Corkin continued to work with the amnesic patient H.M., protecting his identity until his death in 2008, at which point his identity was revealed to be Henry Molaison. She discussed the story of H.M. in her 2013 book Permanent Present Tense.

In 1994, Corkin was one of 16 women faculty in the School of Science at MIT who drafted and co-signed a letter to the then-dean of science (now chancellor of Berkeley) Robert Birgeneau, which started a campaign to highlight and challenge gender discrimination at MIT.

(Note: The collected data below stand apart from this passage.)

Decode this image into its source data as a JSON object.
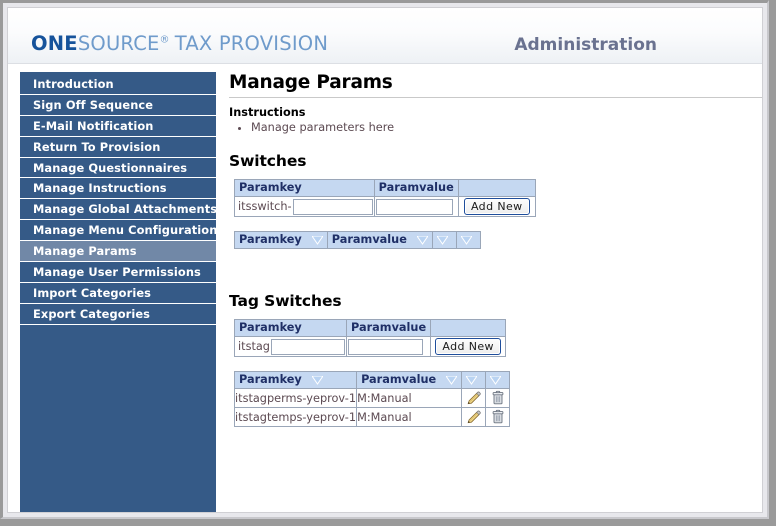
{
  "window": {
    "banner": {
      "brand_one": "ONE",
      "brand_source": "SOURCE",
      "brand_reg": "®",
      "brand_tax": "TAX PROVISION",
      "title": "Administration"
    }
  },
  "sidebar": {
    "items": [
      {
        "label": "Introduction",
        "selected": false
      },
      {
        "label": "Sign Off Sequence",
        "selected": false
      },
      {
        "label": "E-Mail Notification",
        "selected": false
      },
      {
        "label": "Return To Provision",
        "selected": false
      },
      {
        "label": "Manage Questionnaires",
        "selected": false
      },
      {
        "label": "Manage Instructions",
        "selected": false
      },
      {
        "label": "Manage Global Attachments",
        "selected": false
      },
      {
        "label": "Manage Menu Configurations",
        "selected": false
      },
      {
        "label": "Manage Params",
        "selected": true
      },
      {
        "label": "Manage User Permissions",
        "selected": false
      },
      {
        "label": "Import Categories",
        "selected": false
      },
      {
        "label": "Export Categories",
        "selected": false
      }
    ]
  },
  "main": {
    "page_title": "Manage Params",
    "instructions_heading": "Instructions",
    "instructions": [
      "Manage parameters here"
    ],
    "switches": {
      "section_title": "Switches",
      "add_form": {
        "headers": [
          "Paramkey",
          "Paramvalue",
          ""
        ],
        "key_prefix": "itsswitch-",
        "key_value": "",
        "key_placeholder": "",
        "value_value": "",
        "value_placeholder": "",
        "add_button": "Add New"
      },
      "list": {
        "headers": [
          "Paramkey",
          "Paramvalue",
          "",
          ""
        ],
        "rows": []
      }
    },
    "tag_switches": {
      "section_title": "Tag Switches",
      "add_form": {
        "headers": [
          "Paramkey",
          "Paramvalue",
          ""
        ],
        "key_prefix": "itstag",
        "key_value": "",
        "key_placeholder": "",
        "value_value": "",
        "value_placeholder": "",
        "add_button": "Add New"
      },
      "list": {
        "headers": [
          "Paramkey",
          "Paramvalue",
          "",
          ""
        ],
        "rows": [
          {
            "paramkey": "itstagperms-yeprov-1",
            "paramvalue": "M:Manual"
          },
          {
            "paramkey": "itstagtemps-yeprov-1",
            "paramvalue": "M:Manual"
          }
        ]
      }
    }
  },
  "icons": {
    "sort": "sort-descending-arrow-icon",
    "edit": "pencil-edit-icon",
    "delete": "trash-delete-icon"
  },
  "colors": {
    "sidebar_blue": "#355a87",
    "sidebar_selected": "#7188a7",
    "table_header_blue": "#c5d8f1",
    "table_header_text": "#1f2f66",
    "brand_blue": "#16539b",
    "banner_title": "#6a7290",
    "cell_text": "#5c4a52"
  }
}
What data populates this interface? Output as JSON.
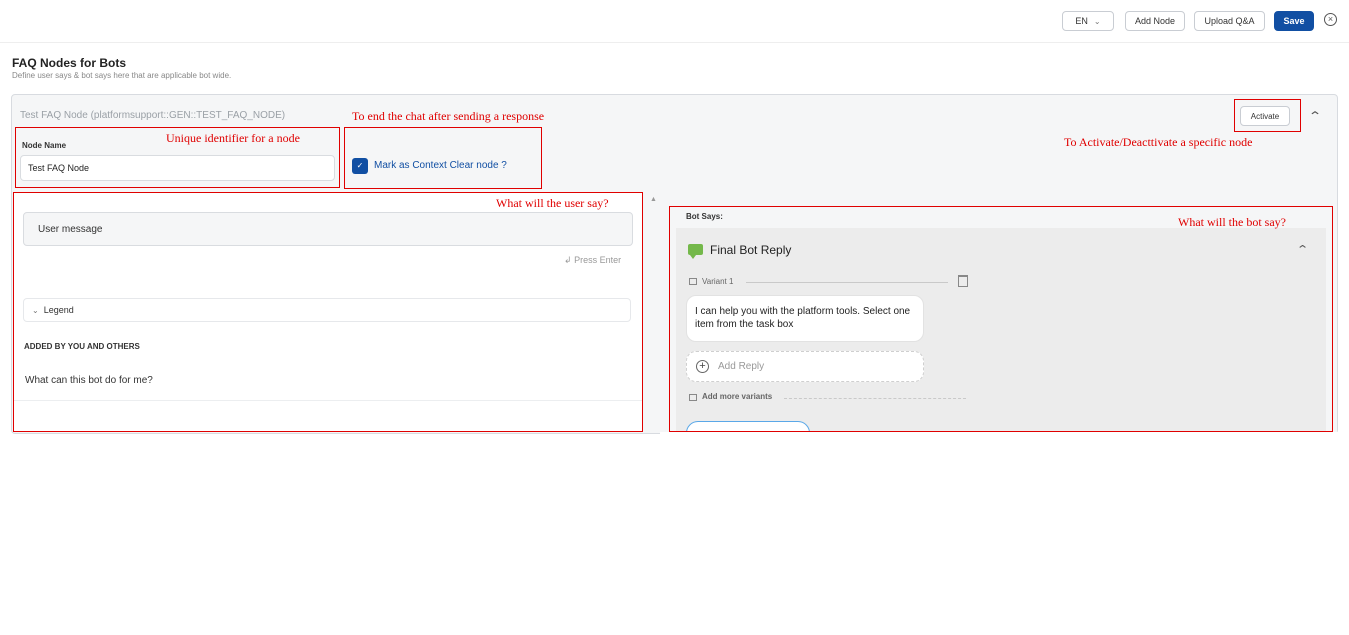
{
  "topbar": {
    "language": "EN",
    "add_node_label": "Add Node",
    "upload_label": "Upload Q&A",
    "save_label": "Save"
  },
  "page": {
    "title": "FAQ Nodes for Bots",
    "subtitle": "Define user says & bot says here that are applicable bot wide."
  },
  "node": {
    "header": "Test FAQ Node (platformsupport::GEN::TEST_FAQ_NODE)",
    "activate_label": "Activate",
    "name_label": "Node Name",
    "name_value": "Test FAQ Node",
    "context_clear_label": "Mark as Context Clear node ?"
  },
  "user_says": {
    "input_placeholder": "User message",
    "press_enter": "Press Enter",
    "legend_label": "Legend",
    "section_header": "ADDED BY YOU AND OTHERS",
    "items": [
      "What can this bot do for me?"
    ]
  },
  "bot_says": {
    "header": "Bot Says:",
    "reply_title": "Final Bot Reply",
    "variant_label": "Variant 1",
    "message": "I can help you with the platform tools. Select one item from the task box",
    "add_reply": "Add Reply",
    "add_variants": "Add more variants"
  },
  "annotations": {
    "node_identifier": "Unique identifier for a node",
    "end_chat": "To end the chat after sending a response",
    "activate": "To Activate/Deacttivate a specific node",
    "user_say": "What will the user say?",
    "bot_say": "What will the bot say?"
  },
  "colors": {
    "primary": "#114fa3",
    "annotation": "#e00000",
    "bot_icon": "#74b84a"
  }
}
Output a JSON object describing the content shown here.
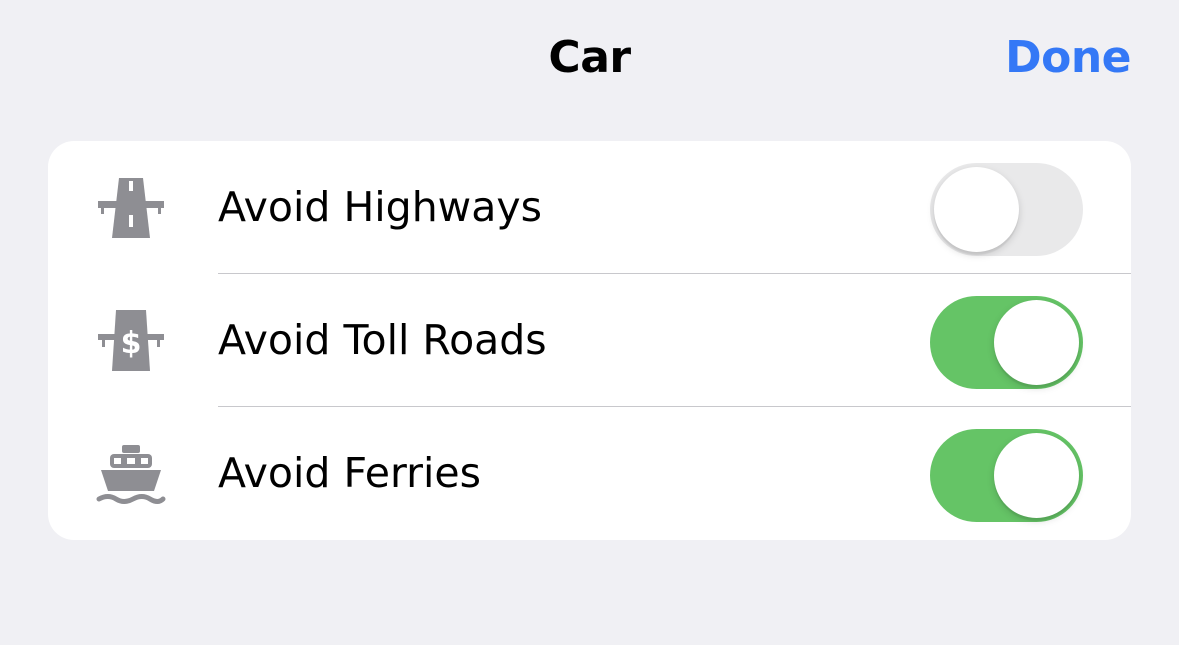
{
  "header": {
    "title": "Car",
    "done_label": "Done"
  },
  "colors": {
    "accent": "#3478f6",
    "toggle_on": "#65c466",
    "toggle_off": "#e9e9ea",
    "icon": "#8e8e93",
    "background": "#f0f0f4"
  },
  "options": [
    {
      "label": "Avoid Highways",
      "icon": "highway-icon",
      "enabled": false
    },
    {
      "label": "Avoid Toll Roads",
      "icon": "toll-road-icon",
      "enabled": true
    },
    {
      "label": "Avoid Ferries",
      "icon": "ferry-icon",
      "enabled": true
    }
  ]
}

==Publications and awards==
She published over 150 research articles and was author or co-author of 10 books.
She received numerous awards for her research, including a MERIT award from the National Institutes of Health and the Baltes Distinguished Research Achievement Award from the American Psychological Association, Division on Aging.

==Mentorship==
Corkin was widely recognized for her advocacy for women and minorities in science. During her time at MIT, she was a freshman advisor for 17 years, and served on a number of institute and departmental committees. In 2011, she received the Brain and Cognitive Sciences Undergraduate Advising Award at MIT.

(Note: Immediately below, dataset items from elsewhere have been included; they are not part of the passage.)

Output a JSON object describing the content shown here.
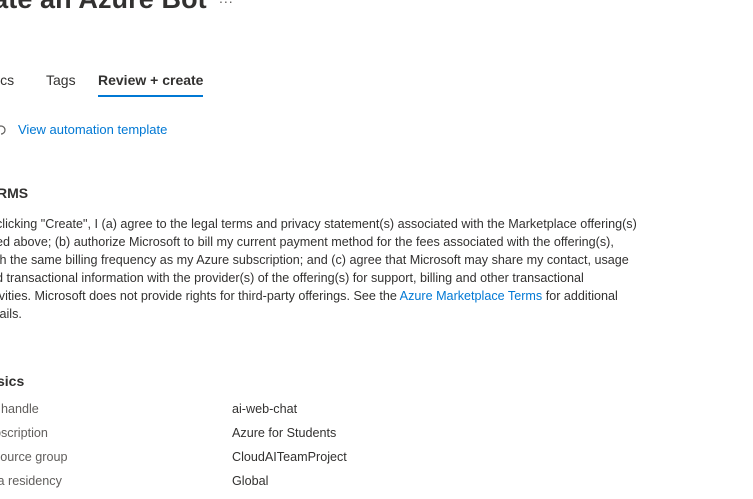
{
  "header": {
    "title": "eate an Azure Bot",
    "more": "..."
  },
  "tabs": [
    {
      "label": "sics",
      "active": false
    },
    {
      "label": "Tags",
      "active": false
    },
    {
      "label": "Review + create",
      "active": true
    }
  ],
  "automation": {
    "icon": "download-template-icon",
    "link_label": "View automation template"
  },
  "terms": {
    "heading": "RMS",
    "lines": [
      "clicking \"Create\", I (a) agree to the legal terms and privacy statement(s) associated with the Marketplace offering(s)",
      "ed above; (b) authorize Microsoft to bill my current payment method for the fees associated with the offering(s),",
      "th the same billing frequency as my Azure subscription; and (c) agree that Microsoft may share my contact, usage",
      "d transactional information with the provider(s) of the offering(s) for support, billing and other transactional",
      "ivities. Microsoft does not provide rights for third-party offerings. See the "
    ],
    "link_text": "Azure Marketplace Terms",
    "after_link": " for additional",
    "last_line": "tails."
  },
  "basics": {
    "heading": "sics",
    "rows": [
      {
        "label": "t handle",
        "value": "ai-web-chat"
      },
      {
        "label": "bscription",
        "value": "Azure for Students"
      },
      {
        "label": "source group",
        "value": "CloudAITeamProject"
      },
      {
        "label": "ta residency",
        "value": "Global"
      }
    ]
  },
  "colors": {
    "accent": "#0078d4",
    "text": "#323130",
    "label": "#605e5c"
  }
}
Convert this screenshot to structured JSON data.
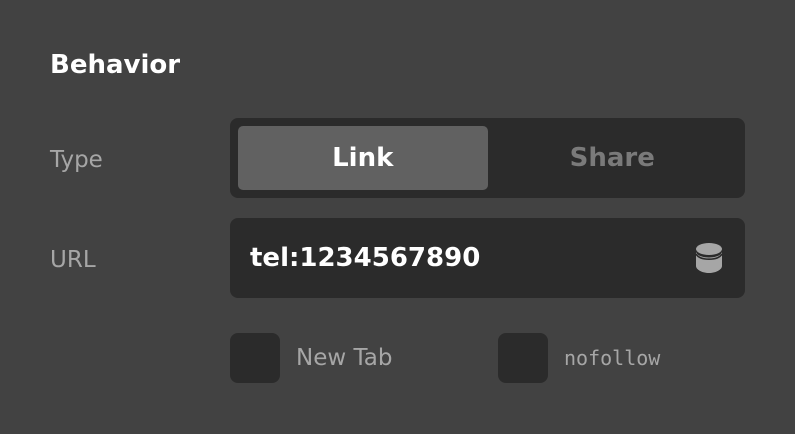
{
  "section": {
    "title": "Behavior"
  },
  "type_field": {
    "label": "Type",
    "options": [
      {
        "label": "Link",
        "selected": true
      },
      {
        "label": "Share",
        "selected": false
      }
    ]
  },
  "url_field": {
    "label": "URL",
    "value": "tel:1234567890",
    "icon": "database-icon"
  },
  "checkboxes": [
    {
      "label": "New Tab",
      "checked": false
    },
    {
      "label": "nofollow",
      "checked": false
    }
  ],
  "colors": {
    "background": "#424242",
    "field_background": "#2b2b2b",
    "active_segment": "#616161",
    "label_text": "#a6a6a6",
    "primary_text": "#ffffff",
    "inactive_text": "#7a7a7a"
  }
}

==New York Times article controversy==
An August 7, 2016, New York Times article by Luke Dittrich generated controversy when it questioned the ethics of Corkin in her dealings with Henry Molaison. This report suggested that Corkin attempted to suppress research findings that H.M. had a preexisting frontal lobe lesion; did not locate the genetically closest living relative to H.M. from whom to obtain consent (legal proceedings instead appointed a distant relative as conservator); and sought to shred her original source material and unpublished data because it could potentially lead to a reexamination of her conclusions during her decades of research on H.M. (This final assertion derives from a recording of an interview that Dittrich carried out with Corkin. In it, although she does discuss shredding materials, she also states "We kept the H.M. stuff.")

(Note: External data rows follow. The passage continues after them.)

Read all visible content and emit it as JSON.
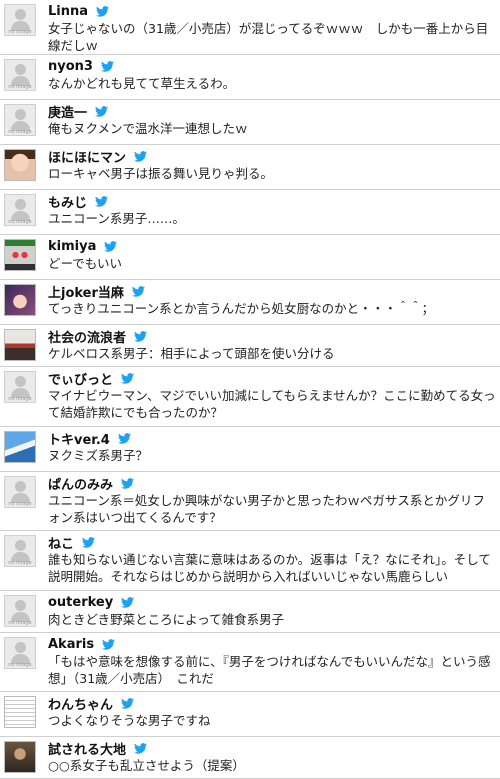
{
  "feed": {
    "accent": "#1da1f2",
    "items": [
      {
        "name": "Linna",
        "text": "女子じゃないの（31歳／小売店）が混じってるぞｗｗｗ　しかも一番上から目線だしｗ",
        "avatar": "no-image",
        "avatar_label": "no image"
      },
      {
        "name": "nyon3",
        "text": "なんかどれも見てて草生えるわ。",
        "avatar": "no-image",
        "avatar_label": "no image"
      },
      {
        "name": "庚造一",
        "text": "俺もヌクメンで温水洋一連想したｗ",
        "avatar": "no-image",
        "avatar_label": "no image"
      },
      {
        "name": "ほにほにマン",
        "text": "ローキャベ男子は振る舞い見りゃ判る。",
        "avatar": "anime-face",
        "avatar_label": ""
      },
      {
        "name": "もみじ",
        "text": "ユニコーン系男子……。",
        "avatar": "no-image",
        "avatar_label": "no image"
      },
      {
        "name": "kimiya",
        "text": "どーでもいい",
        "avatar": "hero-mask",
        "avatar_label": ""
      },
      {
        "name": "上joker当麻",
        "text": "てっきりユニコーン系とか言うんだから処女厨なのかと・・・＾＾；",
        "avatar": "anime-girl",
        "avatar_label": ""
      },
      {
        "name": "社会の流浪者",
        "text": "ケルベロス系男子：相手によって頭部を使い分ける",
        "avatar": "landscape",
        "avatar_label": ""
      },
      {
        "name": "でぃびっと",
        "text": "マイナビウーマン、マジでいい加減にしてもらえませんか？ここに勤めてる女って結婚詐欺にでも合ったのか？",
        "avatar": "no-image",
        "avatar_label": "no image"
      },
      {
        "name": "トキver.4",
        "text": "ヌクミズ系男子？",
        "avatar": "sky",
        "avatar_label": ""
      },
      {
        "name": "ぱんのみみ",
        "text": "ユニコーン系＝処女しか興味がない男子かと思ったわｗペガサス系とかグリフォン系はいつ出てくるんです？",
        "avatar": "no-image",
        "avatar_label": "no image"
      },
      {
        "name": "ねこ",
        "text": "誰も知らない通じない言葉に意味はあるのか。返事は「え？なにそれ」。そして説明開始。それならはじめから説明から入ればいいじゃない馬鹿らしい",
        "avatar": "no-image",
        "avatar_label": "no image"
      },
      {
        "name": "outerkey",
        "text": "肉ときどき野菜ところによって雑食系男子",
        "avatar": "no-image",
        "avatar_label": "no image"
      },
      {
        "name": "Akaris",
        "text": "「もはや意味を想像する前に、『男子をつければなんでもいいんだな』という感想」（31歳／小売店）　これだ",
        "avatar": "no-image",
        "avatar_label": "no image"
      },
      {
        "name": "わんちゃん",
        "text": "つよくなりそうな男子ですね",
        "avatar": "text-pattern",
        "avatar_label": ""
      },
      {
        "name": "試される大地",
        "text": "○○系女子も乱立させよう（提案）",
        "avatar": "person-photo",
        "avatar_label": ""
      }
    ]
  }
}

Controversy is ongoing in regard to Dittrich's article. Over 200 neuroscientists signed a letter to the New York Times stating that the article was biased and misleading and as of August 21, 2016, there continues to be back-and-forth statements released by MIT and by Dittrich. Because there were well-known tensions between Dittrich and Corkin for many years, some reviewers have called Dittrich's book a "personal vendetta" Yet others have favorably reviewed his book, Patient H.M.: A Story of Memory, Madness, and Family Secrets.

==Personal life==
Her marriage to Charles Corkin ended in divorce. She died of liver cancer in Danvers, Massachusetts, on May 24, 2016, at age 78. She is survived by three adult children, Damon, J. Zachary, and Jocelyn Corkin, as well as seven grandchildren.